Reduction of share capital and amendments of articles of association etc

The Board has also resolved to propose the general meeting on 17 July 2013 to resolve on a reduction of the share capital by SEK 148,588,457.50 for transfer to a fund to be used pursuant to a resolution by the general meeting. The reduction shall be made without cancellation of shares, whereby the share’s quota value is decreased to SEK 1.50.[3]

To enable the above resolutions on new issues, the Board has resolved to propose the general meeting that the articles of association’s limits for the share capital shall be increased to SEK 160,000,000 – 640,000,000 and that the limits for the number of shares shall be increased to 80,000,000 – 320,000,000.

The Board has resolved to withdraw its resolution on issue authorization in accordance with item 7 h in the notice convening the extraordinary general meeting.

Miscellaneous

The remaining terms for the issues are set forth in the documentation that is made available prior to the general meeting on Bong’s webpage www.bong.com.

Complete terms and conditions for the rights issue, as well as information relating to Bong, will be presented in the prospectus that is made public prior to the commencement of the subscription period of the rights issue.

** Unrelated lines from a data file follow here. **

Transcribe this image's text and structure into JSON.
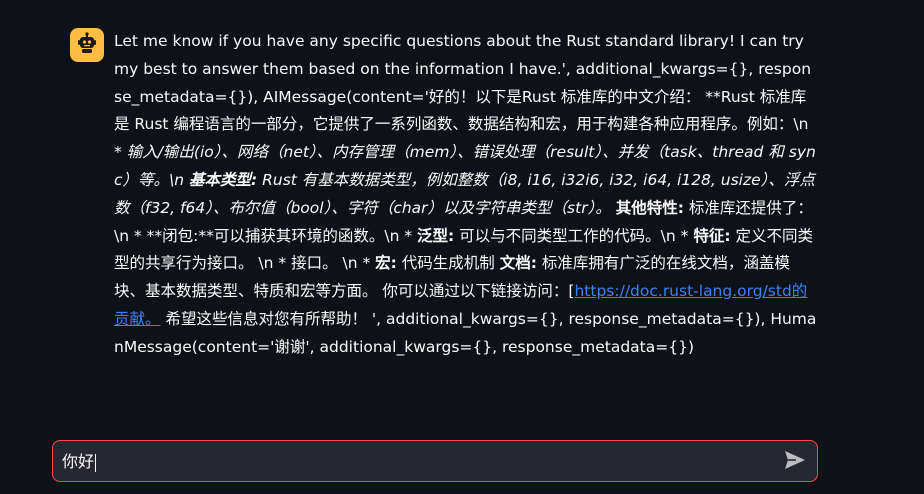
{
  "chat": {
    "assistant_message": {
      "avatar_icon": "robot-icon",
      "segments": [
        {
          "t": "Let me know if you have any specific questions about the Rust standard library! I can try my best to answer them based on the information I have.', additional_kwargs={}, response_metadata={}), AIMessage(content='好的！以下是Rust 标准库的中文介绍： **Rust 标准库是 Rust 编程语言的一部分，它提供了一系列函数、数据结构和宏，用于构建各种应用程序。例如：\\n * ",
          "s": "normal"
        },
        {
          "t": "输入/输出(io）、网络（net）、内存管理（mem）、错误处理（result）、并发（task、thread 和 sync）等。\\n ",
          "s": "italic"
        },
        {
          "t": "基本类型:",
          "s": "bold-italic"
        },
        {
          "t": " Rust 有基本数据类型，例如整数（i8, i16, i32i6, i32, i64, i128, usize）、浮点数（f32, f64）、布尔值（bool）、字符（char）以及字符串类型（str）。",
          "s": "italic"
        },
        {
          "t": " ",
          "s": "normal"
        },
        {
          "t": "其他特性:",
          "s": "bold"
        },
        {
          "t": " 标准库还提供了：\\n * **闭包:**可以捕获其环境的函数。\\n * ",
          "s": "normal"
        },
        {
          "t": "泛型:",
          "s": "bold"
        },
        {
          "t": " 可以与不同类型工作的代码。\\n * ",
          "s": "normal"
        },
        {
          "t": "特征:",
          "s": "bold"
        },
        {
          "t": " 定义不同类型的共享行为接口。 \\n * 接口。 \\n * ",
          "s": "normal"
        },
        {
          "t": "宏:",
          "s": "bold"
        },
        {
          "t": " 代码生成机制 ",
          "s": "normal"
        },
        {
          "t": "文档:",
          "s": "bold"
        },
        {
          "t": " 标准库拥有广泛的在线文档，涵盖模块、基本数据类型、特质和宏等方面。 你可以通过以下链接访问：[",
          "s": "normal"
        },
        {
          "t": "https://doc.rust-lang.org/std的贡献。",
          "s": "link"
        },
        {
          "t": " 希望这些信息对您有所帮助！ ', additional_kwargs={}, response_metadata={}), HumanMessage(content='谢谢', additional_kwargs={}, response_metadata={})",
          "s": "normal"
        }
      ]
    }
  },
  "input": {
    "value": "你好",
    "send_icon": "send-icon"
  },
  "colors": {
    "background": "#0e1117",
    "avatar": "#ffbd45",
    "input_border": "#ff4b4b",
    "input_bg": "#262730",
    "link": "#3b82f6"
  }
}
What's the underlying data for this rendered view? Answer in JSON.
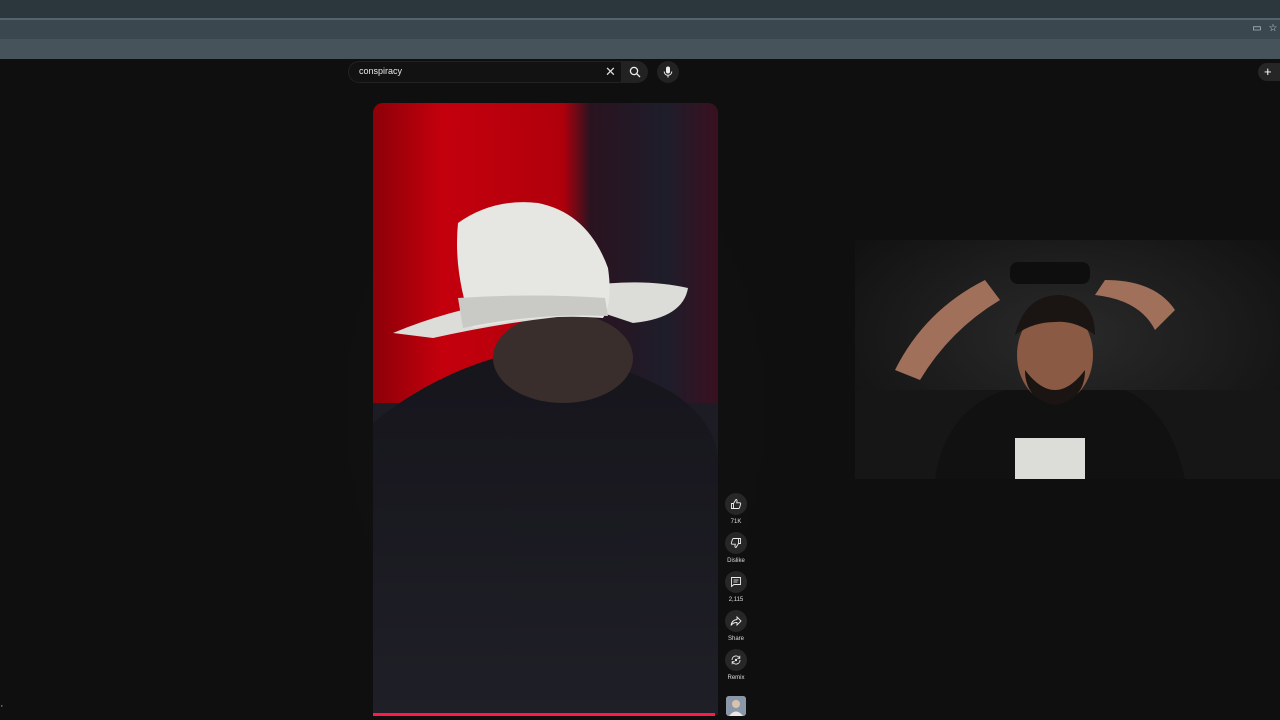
{
  "search": {
    "query": "conspiracy"
  },
  "video": {
    "likes_label": "71K",
    "dislike_label": "Dislike",
    "comments_label": "2,115",
    "share_label": "Share",
    "remix_label": "Remix",
    "progress": 0.99
  },
  "colors": {
    "progress": "#ff1a4a",
    "background": "#0f0f0f"
  },
  "icons": {
    "search": "search-icon",
    "mic": "mic-icon",
    "clear": "close-icon",
    "like": "thumbs-up-icon",
    "dislike": "thumbs-down-icon",
    "comment": "comment-icon",
    "share": "share-icon",
    "remix": "remix-icon",
    "create": "plus-icon"
  }
}
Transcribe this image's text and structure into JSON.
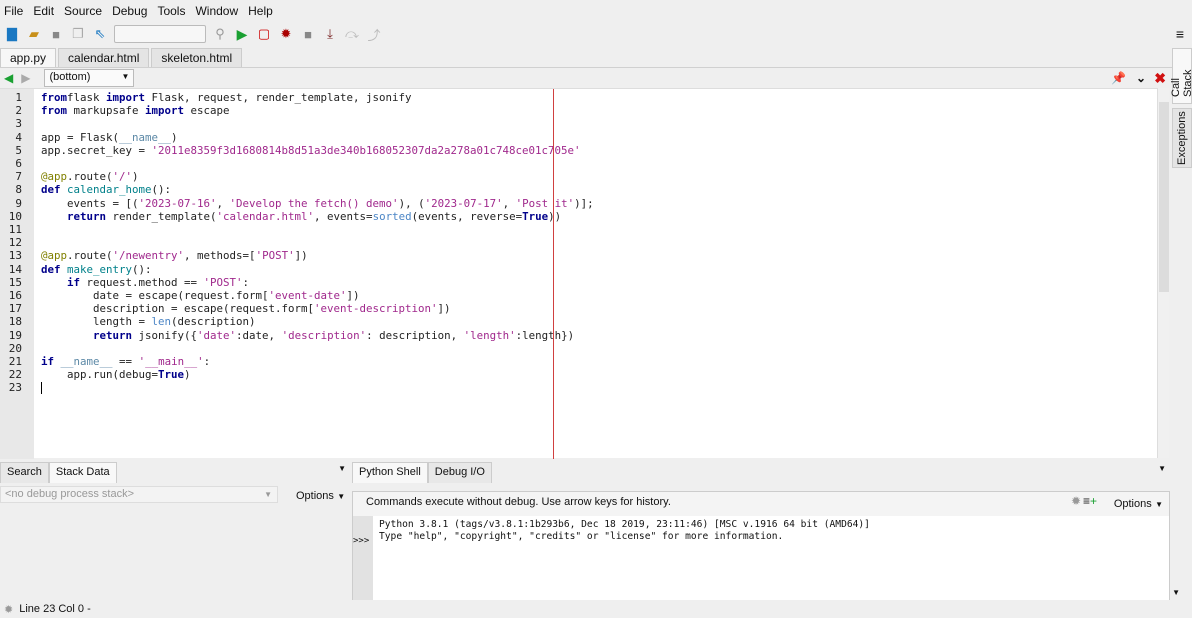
{
  "menu": [
    "File",
    "Edit",
    "Source",
    "Debug",
    "Tools",
    "Window",
    "Help"
  ],
  "file_tabs": [
    "app.py",
    "calendar.html",
    "skeleton.html"
  ],
  "nav": {
    "scope": "(bottom)"
  },
  "side_tabs": [
    "Call Stack",
    "Exceptions"
  ],
  "editor": {
    "lines": [
      [
        [
          "kw",
          "from"
        ],
        [
          "",
          "flask "
        ],
        [
          "kw",
          "import"
        ],
        [
          "",
          " Flask, request, render_template, jsonify"
        ]
      ],
      [
        [
          "kw",
          "from"
        ],
        [
          "",
          " markupsafe "
        ],
        [
          "kw",
          "import"
        ],
        [
          "",
          " escape"
        ]
      ],
      [],
      [
        [
          "",
          "app = Flask("
        ],
        [
          "dn",
          "__name__"
        ],
        [
          "",
          ")"
        ]
      ],
      [
        [
          "",
          "app.secret_key = "
        ],
        [
          "st",
          "'2011e8359f3d1680814b8d51a3de340b168052307da2a278a01c748ce01c705e'"
        ]
      ],
      [],
      [
        [
          "dc",
          "@app"
        ],
        [
          "",
          ".route("
        ],
        [
          "st",
          "'/'"
        ],
        [
          "",
          ")"
        ]
      ],
      [
        [
          "kw",
          "def"
        ],
        [
          "",
          " "
        ],
        [
          "fn",
          "calendar_home"
        ],
        [
          "",
          "():"
        ]
      ],
      [
        [
          "",
          "    events = [("
        ],
        [
          "st",
          "'2023-07-16'"
        ],
        [
          "",
          ", "
        ],
        [
          "st",
          "'Develop the fetch() demo'"
        ],
        [
          "",
          "), ("
        ],
        [
          "st",
          "'2023-07-17'"
        ],
        [
          "",
          ", "
        ],
        [
          "st",
          "'Post it'"
        ],
        [
          "",
          ")];"
        ]
      ],
      [
        [
          "kw",
          "    return"
        ],
        [
          "",
          " render_template("
        ],
        [
          "st",
          "'calendar.html'"
        ],
        [
          "",
          ", events="
        ],
        [
          "bi",
          "sorted"
        ],
        [
          "",
          "(events, reverse="
        ],
        [
          "kw",
          "True"
        ],
        [
          "",
          "))"
        ]
      ],
      [],
      [],
      [
        [
          "dc",
          "@app"
        ],
        [
          "",
          ".route("
        ],
        [
          "st",
          "'/newentry'"
        ],
        [
          "",
          ", methods=["
        ],
        [
          "st",
          "'POST'"
        ],
        [
          "",
          "])"
        ]
      ],
      [
        [
          "kw",
          "def"
        ],
        [
          "",
          " "
        ],
        [
          "fn",
          "make_entry"
        ],
        [
          "",
          "():"
        ]
      ],
      [
        [
          "kw",
          "    if"
        ],
        [
          "",
          " request.method == "
        ],
        [
          "st",
          "'POST'"
        ],
        [
          "",
          ":"
        ]
      ],
      [
        [
          "",
          "        date = escape(request.form["
        ],
        [
          "st",
          "'event-date'"
        ],
        [
          "",
          "])"
        ]
      ],
      [
        [
          "",
          "        description = escape(request.form["
        ],
        [
          "st",
          "'event-description'"
        ],
        [
          "",
          "])"
        ]
      ],
      [
        [
          "",
          "        length = "
        ],
        [
          "bi",
          "len"
        ],
        [
          "",
          "(description)"
        ]
      ],
      [
        [
          "kw",
          "        return"
        ],
        [
          "",
          " jsonify({"
        ],
        [
          "st",
          "'date'"
        ],
        [
          "",
          ":date, "
        ],
        [
          "st",
          "'description'"
        ],
        [
          "",
          ": description, "
        ],
        [
          "st",
          "'length'"
        ],
        [
          "",
          ":length})"
        ]
      ],
      [],
      [
        [
          "kw",
          "if"
        ],
        [
          "",
          " "
        ],
        [
          "dn",
          "__name__"
        ],
        [
          "",
          " == "
        ],
        [
          "st",
          "'__main__'"
        ],
        [
          "",
          ":"
        ]
      ],
      [
        [
          "",
          "    app.run(debug="
        ],
        [
          "kw",
          "True"
        ],
        [
          "",
          ")"
        ]
      ],
      []
    ]
  },
  "left_panel": {
    "tabs": [
      "Search",
      "Stack Data"
    ],
    "stack_placeholder": "<no debug process stack>",
    "options": "Options"
  },
  "right_panel": {
    "tabs": [
      "Python Shell",
      "Debug I/O"
    ],
    "info": "Commands execute without debug.  Use arrow keys for history.",
    "options": "Options",
    "prompt": ">>>",
    "output": [
      "Python 3.8.1 (tags/v3.8.1:1b293b6, Dec 18 2019, 23:11:46) [MSC v.1916 64 bit (AMD64)]",
      "Type \"help\", \"copyright\", \"credits\" or \"license\" for more information."
    ]
  },
  "status": {
    "text": "Line 23 Col 0 -"
  }
}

For further information, please contact Anders Davidsson, President and CEO of Bong AB. Tel. (switchboard) +46 (0) 44 20 70 00, (direct) +46 (0) 44 20 70 80, (mobile) +46 (0) 70 545 70 80.

About Bong

Bong is a leading provider of specialised packaging and envelope products in Europe, offering solutions for distribution and packaging of information, advertising materials and lightweight goods. Important growth areas in the Group are the Propac packaging concept and Russia. The Group has annual sales of approximately SEK 3 billion and about 2,100 employees in 15 countries. Bong has strong market positions in the majority of key markets in Europe, and the Group sees interesting possibilities for continued expansion and development. Bong is a public limited company whose stock is quoted on the NASDAQ OMX Stockholm (Small Cap).

Bong AB (publ) discloses the information in this press release pursuant to the Securities Markets Act. The information was provided for public release on 16 July 2013 at 8 am CET.

Important information

This press release does not constitute an offer of any securities of Bong. No transaction described in this press release is directed to shareholders or other investors domiciled in the United States, Australia, Hong Kong, Japan, Canada, Singapore, South Africa or New Zealand, or in any other country where participation in such transaction would require additional prospectuses, registration or other measures other than those pursuant to Swedish law or would conflict with regulations in such country. No shares, interim shares, subscription rights, convertibles or other securities issued by Bong have been or will be registered in accordance with the United States Securities Act of 1933, or in accordance with any securities legislation in any state of the United States or any province in Canada. Accordingly, no new shares, interim shares, subscription rights, convertibles or other securities issued by Bong may be transferred or offered for sale in the United States or Canada, other than in such exceptional cases that do not require registration. The transactions described in this press release are directed only at (i) persons who are outside the United Kingdom; (ii) investment professionals falling within Article 19(5) of the Financial Services and Markets Act 2000 (Financial Promotion) Order 2005 (as amended); or (iii) persons to whom it can otherwise lawfully be directed at.


[1] The subscription price has been determined in accordance with the Board’s assessment of a marketable and required discount compared to the expected theoretical ex-rights price (TERP) per share, calculated on the volume-weighted average price for the Bong share following announcement of the new issues on 17 June 2013.

[2] The subscription price in the set-off issues corresponds to the expected theoretical ex-rights price (TERP) per share, calculated on the volume-weighted average price for the Bong share following announcement of the new issues on 17 June 2013.

[3] Due to the reduction of the share capital, the Board proposes that the articles of association’s limits for the share capital initially shall be decreased to SEK 20,000,000 – 80,000,000.